Si les parents accordent une importance capitale à l’hygiène de leur bébé, les lingettes sont encore dans le collimateur des autorités sanitaires. Et pour cause, certaines références contiennent toujours du phénoxyéthanol, un conservateur jugé dangereux par plusieurs instances scientifiques et soupçonné d’effets toxiques pour la reproduction. L’Agence nationale de sécurité du médicament et des produits de santé (ANSM) a donc recommandé aux fabricants, mercredi 20 mars, de préciser sur l’étiquetage des cosmétiques “non rincés”- c’est-à-dire qu’on applique sans les enlever ou les rincer à l’eau- contenant du phénoxyéthanol de mentionner qu’ils ne peuvent pas être utilisés pour nettoyer le siège des enfants de 3 ans ou moins.
 

Une recommandation élargie à toutes les lingettes

Après plusieurs années d’étude, les experts de l’ANSM ont pris une décision de “police sanitaire” et ont conclu que “la recommandation de 2012 pour la non-utilisation du phénoxyéthanol dans les produits cosmétiques destinés au siège doit être maintenue.” Une obligation qui permettrait d’élargir cette recommandation à d’autres sortes de lingettes, notamment pour adultes, souvent utilisées sur les enfants par 64 % des consommateurs.
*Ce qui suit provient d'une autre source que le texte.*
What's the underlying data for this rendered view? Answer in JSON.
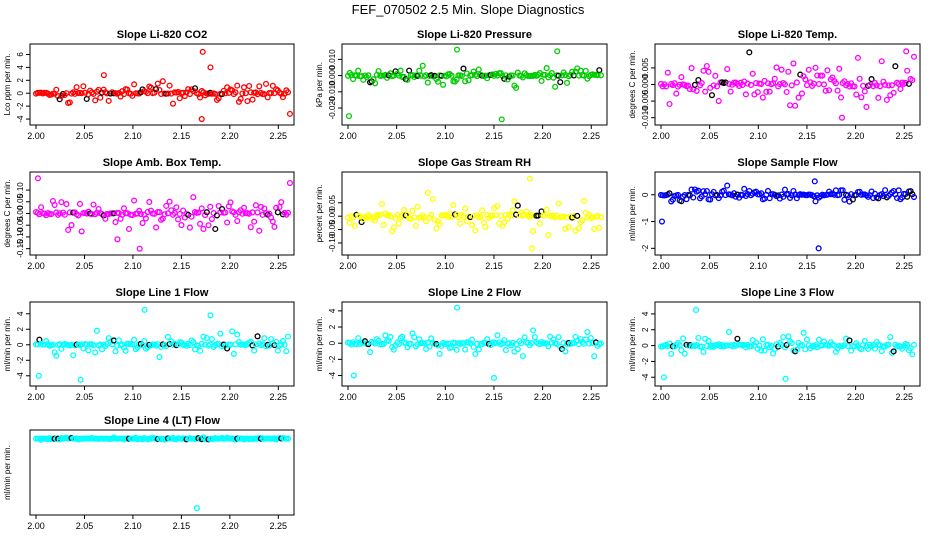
{
  "page_title": "FEF_070502  2.5 Min. Slope Diagnostics",
  "chart_data": [
    {
      "type": "scatter",
      "title": "Slope Li-820 CO2",
      "ylabel": "Lco ppm per min.",
      "color": "#ff0000",
      "xlim": [
        2.0,
        2.26
      ],
      "xticks": [
        2.0,
        2.05,
        2.1,
        2.15,
        2.2,
        2.25
      ],
      "xtick_labels": [
        "2.00",
        "2.05",
        "2.10",
        "2.15",
        "2.20",
        "2.25"
      ],
      "ylim": [
        -4.3,
        7.0
      ],
      "yticks": [
        -4,
        -2,
        0,
        2,
        4,
        6
      ],
      "ytick_labels": [
        "-4",
        "-2",
        "0",
        "2",
        "4",
        "6"
      ],
      "spread": 1.2,
      "outliers": [
        [
          2.172,
          6.4
        ],
        [
          2.171,
          -4.0
        ],
        [
          2.262,
          -3.2
        ],
        [
          2.07,
          2.8
        ],
        [
          2.18,
          4.0
        ]
      ],
      "seed": 11
    },
    {
      "type": "scatter",
      "title": "Slope Li-820 Pressure",
      "ylabel": "kPa per min.",
      "color": "#00cc00",
      "xlim": [
        2.0,
        2.26
      ],
      "xticks": [
        2.0,
        2.05,
        2.1,
        2.15,
        2.2,
        2.25
      ],
      "xtick_labels": [
        "2.00",
        "2.05",
        "2.10",
        "2.15",
        "2.20",
        "2.25"
      ],
      "ylim": [
        -0.028,
        0.017
      ],
      "yticks": [
        -0.02,
        -0.01,
        0.0,
        0.01
      ],
      "ytick_labels": [
        "-0.020",
        "-0.010",
        "0.000",
        "0.010"
      ],
      "spread": 0.004,
      "outliers": [
        [
          2.112,
          0.016
        ],
        [
          2.001,
          -0.025
        ],
        [
          2.158,
          -0.027
        ],
        [
          2.215,
          0.015
        ]
      ],
      "seed": 23
    },
    {
      "type": "scatter",
      "title": "Slope Li-820 Temp.",
      "ylabel": "degrees C per min.",
      "color": "#ff00ff",
      "xlim": [
        2.0,
        2.26
      ],
      "xticks": [
        2.0,
        2.05,
        2.1,
        2.15,
        2.2,
        2.25
      ],
      "xtick_labels": [
        "2.00",
        "2.05",
        "2.10",
        "2.15",
        "2.20",
        "2.25"
      ],
      "ylim": [
        -0.011,
        0.011
      ],
      "yticks": [
        -0.01,
        -0.005,
        0.0,
        0.005
      ],
      "ytick_labels": [
        "-0.010",
        "-0.005",
        "0.000",
        "0.005"
      ],
      "spread": 0.005,
      "outliers": [
        [
          2.252,
          0.01
        ],
        [
          2.186,
          -0.01
        ]
      ],
      "seed": 37
    },
    {
      "type": "scatter",
      "title": "Slope Amb. Box Temp.",
      "ylabel": "degrees C per min.",
      "color": "#ff00ff",
      "xlim": [
        2.0,
        2.26
      ],
      "xticks": [
        2.0,
        2.05,
        2.1,
        2.15,
        2.2,
        2.25
      ],
      "xtick_labels": [
        "2.00",
        "2.05",
        "2.10",
        "2.15",
        "2.20",
        "2.25"
      ],
      "ylim": [
        -0.16,
        0.16
      ],
      "yticks": [
        -0.15,
        -0.1,
        -0.05,
        0.0,
        0.05,
        0.1
      ],
      "ytick_labels": [
        "-0.15",
        "-0.10",
        "-0.05",
        "0.00",
        "0.05",
        "0.10"
      ],
      "spread": 0.05,
      "outliers": [
        [
          2.002,
          0.15
        ],
        [
          2.084,
          -0.11
        ],
        [
          2.107,
          -0.15
        ],
        [
          2.262,
          0.13
        ]
      ],
      "seed": 41
    },
    {
      "type": "scatter",
      "title": "Slope Gas Stream RH",
      "ylabel": "percent per min.",
      "color": "#ffff00",
      "xlim": [
        2.0,
        2.26
      ],
      "xticks": [
        2.0,
        2.05,
        2.1,
        2.15,
        2.2,
        2.25
      ],
      "xtick_labels": [
        "2.00",
        "2.05",
        "2.10",
        "2.15",
        "2.20",
        "2.25"
      ],
      "ylim": [
        -0.13,
        0.15
      ],
      "yticks": [
        -0.1,
        -0.05,
        0.0,
        0.05
      ],
      "ytick_labels": [
        "-0.10",
        "-0.05",
        "0.00",
        "0.05"
      ],
      "spread": 0.05,
      "outliers": [
        [
          2.187,
          0.14
        ],
        [
          2.189,
          -0.12
        ]
      ],
      "seed": 53
    },
    {
      "type": "scatter",
      "title": "Slope Sample Flow",
      "ylabel": "ml/min per min.",
      "color": "#0000ff",
      "xlim": [
        2.0,
        2.26
      ],
      "xticks": [
        2.0,
        2.05,
        2.1,
        2.15,
        2.2,
        2.25
      ],
      "xtick_labels": [
        "2.00",
        "2.05",
        "2.10",
        "2.15",
        "2.20",
        "2.25"
      ],
      "ylim": [
        -2.1,
        0.7
      ],
      "yticks": [
        -2,
        -1,
        0
      ],
      "ytick_labels": [
        "-2",
        "-1",
        "0"
      ],
      "spread": 0.2,
      "outliers": [
        [
          2.001,
          -1.0
        ],
        [
          2.162,
          -2.0
        ],
        [
          2.158,
          0.5
        ]
      ],
      "seed": 67
    },
    {
      "type": "scatter",
      "title": "Slope Line 1 Flow",
      "ylabel": "ml/min per min.",
      "color": "#00ffff",
      "xlim": [
        2.0,
        2.26
      ],
      "xticks": [
        2.0,
        2.05,
        2.1,
        2.15,
        2.2,
        2.25
      ],
      "xtick_labels": [
        "2.00",
        "2.05",
        "2.10",
        "2.15",
        "2.20",
        "2.25"
      ],
      "ylim": [
        -4.8,
        5.0
      ],
      "yticks": [
        -4,
        -2,
        0,
        2,
        4
      ],
      "ytick_labels": [
        "-4",
        "-2",
        "0",
        "2",
        "4"
      ],
      "spread": 1.0,
      "outliers": [
        [
          2.112,
          4.5
        ],
        [
          2.046,
          -4.5
        ],
        [
          2.003,
          -4.0
        ],
        [
          2.18,
          3.8
        ]
      ],
      "seed": 71
    },
    {
      "type": "scatter",
      "title": "Slope Line 2 Flow",
      "ylabel": "ml/min per min.",
      "color": "#00ffff",
      "xlim": [
        2.0,
        2.26
      ],
      "xticks": [
        2.0,
        2.05,
        2.1,
        2.15,
        2.2,
        2.25
      ],
      "xtick_labels": [
        "2.00",
        "2.05",
        "2.10",
        "2.15",
        "2.20",
        "2.25"
      ],
      "ylim": [
        -4.8,
        4.6
      ],
      "yticks": [
        -4,
        -2,
        0,
        2,
        4
      ],
      "ytick_labels": [
        "-4",
        "-2",
        "0",
        "2",
        "4"
      ],
      "spread": 1.0,
      "outliers": [
        [
          2.112,
          4.4
        ],
        [
          2.006,
          -4.0
        ],
        [
          2.15,
          -4.3
        ]
      ],
      "seed": 83
    },
    {
      "type": "scatter",
      "title": "Slope Line 3 Flow",
      "ylabel": "ml/min per min.",
      "color": "#00ffff",
      "xlim": [
        2.0,
        2.26
      ],
      "xticks": [
        2.0,
        2.05,
        2.1,
        2.15,
        2.2,
        2.25
      ],
      "xtick_labels": [
        "2.00",
        "2.05",
        "2.10",
        "2.15",
        "2.20",
        "2.25"
      ],
      "ylim": [
        -4.6,
        5.0
      ],
      "yticks": [
        -4,
        -2,
        0,
        2,
        4
      ],
      "ytick_labels": [
        "-4",
        "-2",
        "0",
        "2",
        "4"
      ],
      "spread": 1.0,
      "outliers": [
        [
          2.036,
          4.5
        ],
        [
          2.003,
          -4.0
        ],
        [
          2.128,
          -4.2
        ]
      ],
      "seed": 97
    },
    {
      "type": "scatter",
      "title": "Slope Line 4 (LT) Flow",
      "ylabel": "ml/min per min.",
      "color": "#00ffff",
      "xlim": [
        2.0,
        2.26
      ],
      "xticks": [
        2.0,
        2.05,
        2.1,
        2.15,
        2.2,
        2.25
      ],
      "xtick_labels": [
        "2.00",
        "2.05",
        "2.10",
        "2.15",
        "2.20",
        "2.25"
      ],
      "ylim": [
        -78,
        5
      ],
      "yticks": [],
      "ytick_labels": [],
      "spread": 0.8,
      "outliers": [
        [
          2.166,
          -75
        ]
      ],
      "seed": 101
    }
  ]
}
L’agence sanitaire alerte sur le danger de ces produits sur le siège des bébés "particulièrement sensible" et sujet à un risque plus fréquent de peau lésée, provoquant ainsi l’infiltration du phénoxyéthanol dans le corps. “Dans tous les autres produits cosmétiques destinés aux enfants de 3 ans ou moins, la concentration maximale de phénoxyéthanol pourrait rester à 1 %”, souligne l’ANSM. 

En attendant la décision finale de la Commission européenne, l’ANSM laisse un délai de neuf mois aux fabricants des produits contenant du phénoxyéthanol pour appliquer sa recommandation.